Last week, three teams of scientists published three massive studies in Nature on the genes behind schizophrenia. They scanned thousands of people to find variants of genes that tended to show up more in people with schizophrenia than in those without it. And they found a heap of genes. There are thousands of different variants that each may raise your risk of schizophrenia by a tiny amount.
Nicholas Wade, a veteran genetics reporter at the New York Times, has been following the quest to trace diseases to genes for a long time now. And when Wade tried his hand at blogging last week, he laid down a harsh verdict.
Press releases from five American and European institutions celebrated the findings, one using epithets like “landmark,” “major step forward,” and “real scientific breakthrough.” It was the kind of hoopla you’d expect for an actual scientific advance.
It seems to me the reports represent more of a historic defeat, a Pearl Harbor of schizophrenia research.
By “defeat,” Wade was not saying that the research was wrong.
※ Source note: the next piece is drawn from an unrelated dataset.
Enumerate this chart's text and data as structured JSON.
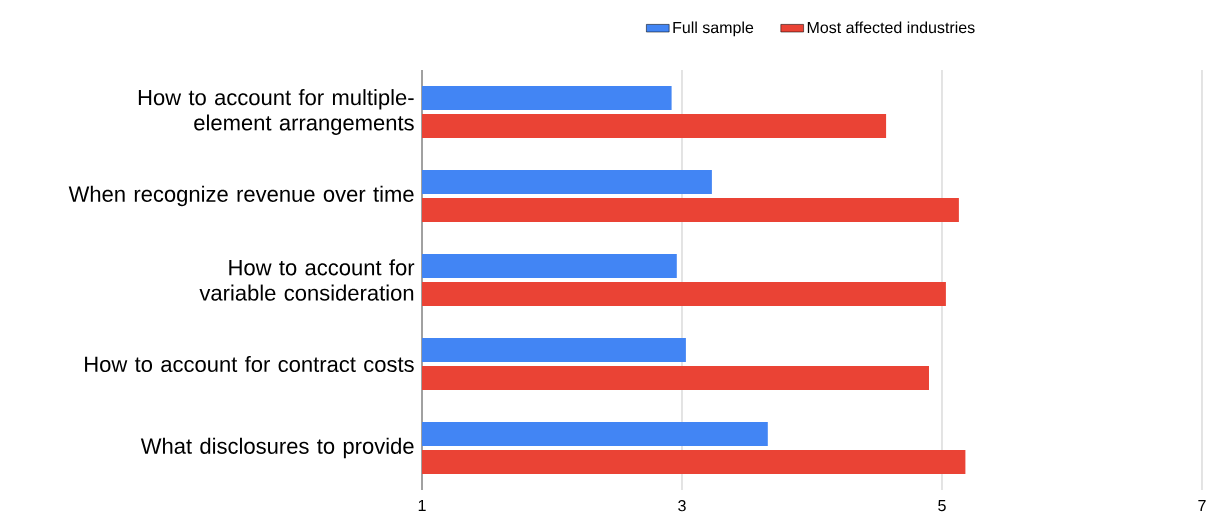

It was just not going to lead to any quick fixes for this devastating disease. While the risk of schizophrenia can be inherited, that does not mean that you can take a pill that compensates for a single broken gene and cure it.
These new results are depressingly similar to a string of searches for the genes linked to other conditions, such as diabetes and high blood pressure, as I explained in my recent essay for Newsweek, “The Gene Puzzle.” Now that scientists can read the human genome and scan thousands of people’s DNA, they’re not finding easy answers. They instead are finding networks upon networks of thousands of genes, that can be disturbed in a staggering number of ways.
It can be frustrating to discover just how complex our genes can be. But we really shouldn’t be too surprised. We’ve had plenty of warning about the complexity of life from a much simpler organism: E. coli.
E. coli only has 4,000 or so protein coding genes (we’ve got about 20,000, plus thousands of other important chunks of DNA). E. coli doesn’t have to develop into a brain or a heart or a toenail: all it needs to do is be E. coli, a single, tiny cell. As I explain in my book Microcosm: E. Coli and the New Science of Life, E. coli has been studied up and down and every which way for a century. It is the best-understood species on Earth. And by 1973, the great biologist Francis Crick, co-discoverer of the structure of DNA, decided E. coli should be the subject of a singular scientific project–a kind of biological moon shot. He called for the “complete solution” to E. coli: a total explanation of how the cell sustained itself, grew, and reproduced.
It’s been 36 years since Crick’s call, but scientists have yet to figure E. coli out. For one thing, they don’t have a very good idea of what a lot of its genes are for. According to a study published in PLOS Biology in April, the function of a third of E. coli‘s genes are uncharacterized. The authors of that study were able to come up with hypotheses for what all those 1431 genes do, but they are rough hypotheses at best. The scientists proposed the some genes are involved in building proteins, for example, or constructing membranes. They could not offer a detailed explanation for how the structure of each of those proteins allowed it to carry out some particular function.
It will take a lot of scientists doing a lot of experiments to figure out exactly what those 1431 genes are doing. And conversely, it will take a lot of work to figure out the interactions of genes that produce even the simplest things about E. coli. This diagram comes from a paper published last month in Molecular Systems Biology on one such simple thing (click on it for a bigger view). Scientists have been engineering E. coli to make an alcohol called isobutanol, which might serve as an alternative fuel. The only catch is that isobutanol is poison for E. coli. Even a tiny amount of the stuff will cause the bacteria to stop growing, which is the last thing you want to happen to microscopic fuel factories. So scientists at UCLA tried to figure out how isobutanol makes E. coli sick. This diagram sums up what they figured out: a single kind of molecule can trigger all kinds of changes in the activity of a number of proteins, and those changes cascade through the cell, as proteins shut down genes for other proteins or activate other ones.
That being said, the scientists did figure out the answer to this particular question, and they are figuring out how to tweak this network to help E. coli survive its self-made poison. While E. coli should make us skeptical of big promises about mastering the human genome in the near future, we can still have some hope for the distant future. Pearl Harbor, after all, did not end the war.